Finding percentiles

From any value, x, it is fairly easy to calculate the proportion of values in a data set that are x or lower — that is, the cumulative distribution function at x.

It is also possible to do the inverse operation. Given any proportion, p, between 0 and 1, we can find a value x such that approximately this proportion, p, of values is x or lower in our data set. This is called the p'th quantile in the data set. When p is given as a percentage, the same value is called the p'th percentile.

The p'th percentile is the value x such that p percent of the data set are x or lower.

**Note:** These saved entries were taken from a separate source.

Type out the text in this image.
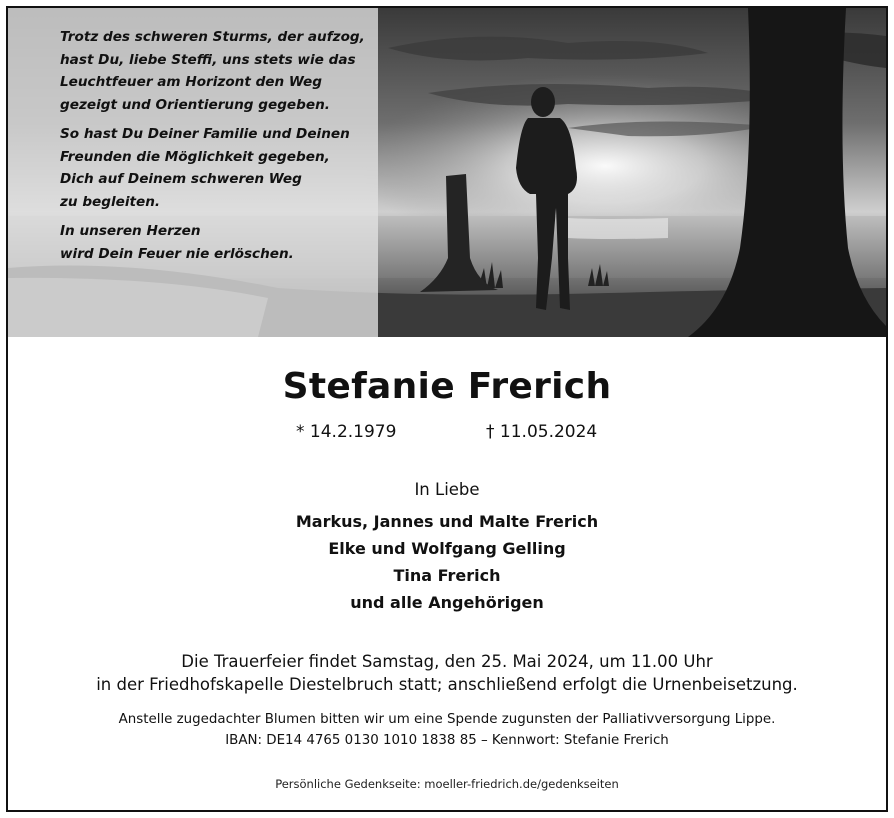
Trotz des schweren Sturms, der aufzog,
hast Du, liebe Steffi, uns stets wie das
Leuchtfeuer am Horizont den Weg
gezeigt und Orientierung gegeben.

So hast Du Deiner Familie und Deinen
Freunden die Möglichkeit gegeben,
Dich auf Deinem schweren Weg
zu begleiten.

In unseren Herzen
wird Dein Feuer nie erlöschen.

Stefanie Frerich
* 14.2.1979	† 11.05.2024
In Liebe
Markus, Jannes und Malte Frerich
Elke und Wolfgang Gelling
Tina Frerich
und alle Angehörigen
Die Trauerfeier findet Samstag, den 25. Mai 2024, um 11.00 Uhr
in der Friedhofskapelle Diestelbruch statt; anschließend erfolgt die Urnenbeisetzung.
Anstelle zugedachter Blumen bitten wir um eine Spende zugunsten der Palliativversorgung Lippe.
IBAN: DE14 4765 0130 1010 1838 85 – Kennwort: Stefanie Frerich
Persönliche Gedenkseite: moeller-friedrich.de/gedenkseiten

Percentiles can be read from a graph of the cumulative distribution function — they are the x-values for which the height is p percent.

Annual rainfall in Samaru

The diagram below again shows the cumulative distribution function for the annual rainfall in Samaru, Nigeria.

Drag the horizontal red line up or down to read off different percentiles from the cumulative distribution function. Observe that:


Details (optional)

The following two points are mentioned for completeness but are not needed to understand the concept of percentiles.

Exact percentage
It may not be possible to find a value, x, such that exactly p percent of the data are lower, expecially if the sample size is not a multiple of 100. In the Samaru rainfall data above, there are n = 56 values and the cumulative distribution function is therefore a step function that rises by 1/56 at each data value, so it is impossible to find an x-value for which exactly say 43% of values are lower.
Precise definition
There is no universally accepted general definition of percentiles and different statistical software give slightly different values. For example, in the Samaru rainfall data, a proportion 0.429 of years have rainfall below 1019 mm and a proportion 0.446 have rainfall below 1020 mm. We have used 1019 mm  as the 43rd percentile, but other software may report different values close to 1019. The differences are minor and should not affect your interpretation of the data.